My sister took on the responsibility of not only our ailing mother but also our mentally ill uncle. Couple that with the responsibility for her grade school daughter, small hair biz and her daily grind, she was quickly overcome with welcoming responsibilities. Our baby brother TJ is right there, he is also loaded and straddled with responsibilities. My family is much like any other family dealing with a loved one who needs them – they were there for our mother. Our niece was right there as well, so at this point our mother is in good hands. Then a few days later, she fell ill again. I would discover that she had a stroke the first instance along with the infection. I crumbled inside. This time she had a seizure, something our mother never had. My tears became uncontrollable.
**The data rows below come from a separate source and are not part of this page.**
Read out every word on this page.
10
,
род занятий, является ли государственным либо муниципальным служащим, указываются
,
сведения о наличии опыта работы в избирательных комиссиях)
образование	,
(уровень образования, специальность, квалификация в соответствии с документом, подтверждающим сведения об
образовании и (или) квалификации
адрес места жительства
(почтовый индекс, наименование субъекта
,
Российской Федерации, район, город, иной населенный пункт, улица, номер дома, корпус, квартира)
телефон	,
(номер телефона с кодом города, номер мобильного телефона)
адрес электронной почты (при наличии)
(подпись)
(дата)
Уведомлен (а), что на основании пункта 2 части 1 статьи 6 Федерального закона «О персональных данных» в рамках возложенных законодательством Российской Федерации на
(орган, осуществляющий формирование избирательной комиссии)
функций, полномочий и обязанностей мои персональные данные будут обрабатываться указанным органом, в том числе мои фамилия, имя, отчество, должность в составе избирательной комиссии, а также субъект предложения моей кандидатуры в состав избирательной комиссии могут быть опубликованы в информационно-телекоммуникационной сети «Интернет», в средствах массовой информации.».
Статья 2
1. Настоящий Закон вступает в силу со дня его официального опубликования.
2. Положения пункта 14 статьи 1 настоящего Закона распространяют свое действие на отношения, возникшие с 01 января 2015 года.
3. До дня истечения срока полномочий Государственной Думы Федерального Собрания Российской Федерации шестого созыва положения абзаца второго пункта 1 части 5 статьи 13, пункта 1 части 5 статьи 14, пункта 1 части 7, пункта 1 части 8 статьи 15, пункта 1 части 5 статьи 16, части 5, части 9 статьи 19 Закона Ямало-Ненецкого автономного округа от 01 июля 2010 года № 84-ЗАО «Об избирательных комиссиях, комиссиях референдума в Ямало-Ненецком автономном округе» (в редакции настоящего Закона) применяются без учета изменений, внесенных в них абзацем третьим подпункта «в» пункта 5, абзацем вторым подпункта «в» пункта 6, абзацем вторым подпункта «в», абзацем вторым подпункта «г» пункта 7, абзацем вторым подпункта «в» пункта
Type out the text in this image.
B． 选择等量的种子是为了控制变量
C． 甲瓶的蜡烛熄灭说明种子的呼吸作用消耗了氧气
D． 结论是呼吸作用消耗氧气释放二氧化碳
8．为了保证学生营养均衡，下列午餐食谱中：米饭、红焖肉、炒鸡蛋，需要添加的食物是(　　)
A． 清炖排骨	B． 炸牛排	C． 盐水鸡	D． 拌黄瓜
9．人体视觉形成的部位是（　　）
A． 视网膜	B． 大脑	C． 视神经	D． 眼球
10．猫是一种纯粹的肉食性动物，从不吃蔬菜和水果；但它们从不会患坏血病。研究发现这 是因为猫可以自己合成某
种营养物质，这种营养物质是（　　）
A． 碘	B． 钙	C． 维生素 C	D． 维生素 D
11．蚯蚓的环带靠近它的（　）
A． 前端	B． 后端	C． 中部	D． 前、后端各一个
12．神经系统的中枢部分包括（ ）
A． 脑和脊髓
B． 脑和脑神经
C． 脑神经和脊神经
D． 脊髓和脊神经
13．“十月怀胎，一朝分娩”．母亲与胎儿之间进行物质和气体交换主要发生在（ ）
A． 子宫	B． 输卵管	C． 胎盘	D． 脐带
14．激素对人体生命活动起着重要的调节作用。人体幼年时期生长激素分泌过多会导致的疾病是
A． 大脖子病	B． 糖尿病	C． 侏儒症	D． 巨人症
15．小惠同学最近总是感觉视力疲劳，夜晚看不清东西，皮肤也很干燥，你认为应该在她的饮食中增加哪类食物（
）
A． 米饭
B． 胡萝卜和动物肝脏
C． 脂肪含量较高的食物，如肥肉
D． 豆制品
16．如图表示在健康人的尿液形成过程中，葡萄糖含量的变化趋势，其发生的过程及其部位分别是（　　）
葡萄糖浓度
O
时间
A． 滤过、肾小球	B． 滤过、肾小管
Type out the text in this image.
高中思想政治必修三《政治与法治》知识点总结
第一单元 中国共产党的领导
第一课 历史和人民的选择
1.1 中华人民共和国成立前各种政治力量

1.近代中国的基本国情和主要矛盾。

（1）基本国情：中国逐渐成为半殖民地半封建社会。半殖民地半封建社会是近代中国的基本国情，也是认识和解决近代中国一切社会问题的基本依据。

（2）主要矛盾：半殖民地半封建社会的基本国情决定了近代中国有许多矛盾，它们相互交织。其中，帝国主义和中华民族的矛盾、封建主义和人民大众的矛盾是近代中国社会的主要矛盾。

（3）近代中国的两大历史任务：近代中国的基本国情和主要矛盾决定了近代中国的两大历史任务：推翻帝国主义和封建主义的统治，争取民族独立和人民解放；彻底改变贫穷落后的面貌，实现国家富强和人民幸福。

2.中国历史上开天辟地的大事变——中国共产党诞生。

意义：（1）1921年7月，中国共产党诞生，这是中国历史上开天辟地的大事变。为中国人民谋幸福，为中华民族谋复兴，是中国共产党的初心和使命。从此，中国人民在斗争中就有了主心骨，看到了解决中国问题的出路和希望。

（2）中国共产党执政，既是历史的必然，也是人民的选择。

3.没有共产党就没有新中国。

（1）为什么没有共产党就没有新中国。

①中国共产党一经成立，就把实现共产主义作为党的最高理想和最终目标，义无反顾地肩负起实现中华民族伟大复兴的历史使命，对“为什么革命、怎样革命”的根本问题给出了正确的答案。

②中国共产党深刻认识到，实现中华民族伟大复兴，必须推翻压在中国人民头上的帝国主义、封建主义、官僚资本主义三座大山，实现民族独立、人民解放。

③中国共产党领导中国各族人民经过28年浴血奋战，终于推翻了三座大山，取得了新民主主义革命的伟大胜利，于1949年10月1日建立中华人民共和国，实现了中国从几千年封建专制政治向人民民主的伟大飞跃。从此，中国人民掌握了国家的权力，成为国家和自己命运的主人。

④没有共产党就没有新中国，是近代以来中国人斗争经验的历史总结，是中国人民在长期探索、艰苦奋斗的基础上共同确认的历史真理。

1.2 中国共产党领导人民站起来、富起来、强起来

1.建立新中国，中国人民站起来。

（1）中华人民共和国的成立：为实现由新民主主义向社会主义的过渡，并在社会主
That night something invisible battered my internal world, seemingly with a sledgehammer. Throughout it all, my mother has been there. The last thing that burns in my retina was her open plea to the parole board for my release. It seemed that she wanted to live long enough for her son to come out of prison. The idea of a five year set-off may have been too much pain to endure. I can only imagine … she was there at the trial pleading that I be given some mental help as appose to a long sentence in prison. That was ignored as well. The thing we prisoners all dread is losing our mothers while we are in prison. We can’t even talk about losing our mother. I cannot explain a man’s love for his mother.
I absolutely adore Redd, my mother
Hearing that she had fell ill truly struck me very, very hard. The questions my sister asked me, caused tears to well up in my eyes as I write. Choking down that pain is something I find impossible to do. At the onset of doing this sentence, I silently wondered would her and my deceased uncle be alive to see me walk out of prison. It’s mentally crazy enough coming to prison when my kids were 5 and 4 years of age, now these guys are all right at 30 years of age with kids that were their same age when I left. Seeing an adult across from me, as well as fighting these grey hairs, are sometime a mind job.
Now my wonderful mother is falling ill and it hurts us all. It’s tough dealing with these feelings behind bars. Fortunately I have contact with my family about my mother’s situation. Without any contact my heart and mind would have reeled continuously.
This piece is about the pain caused by my mother’s illness and I can’t be there.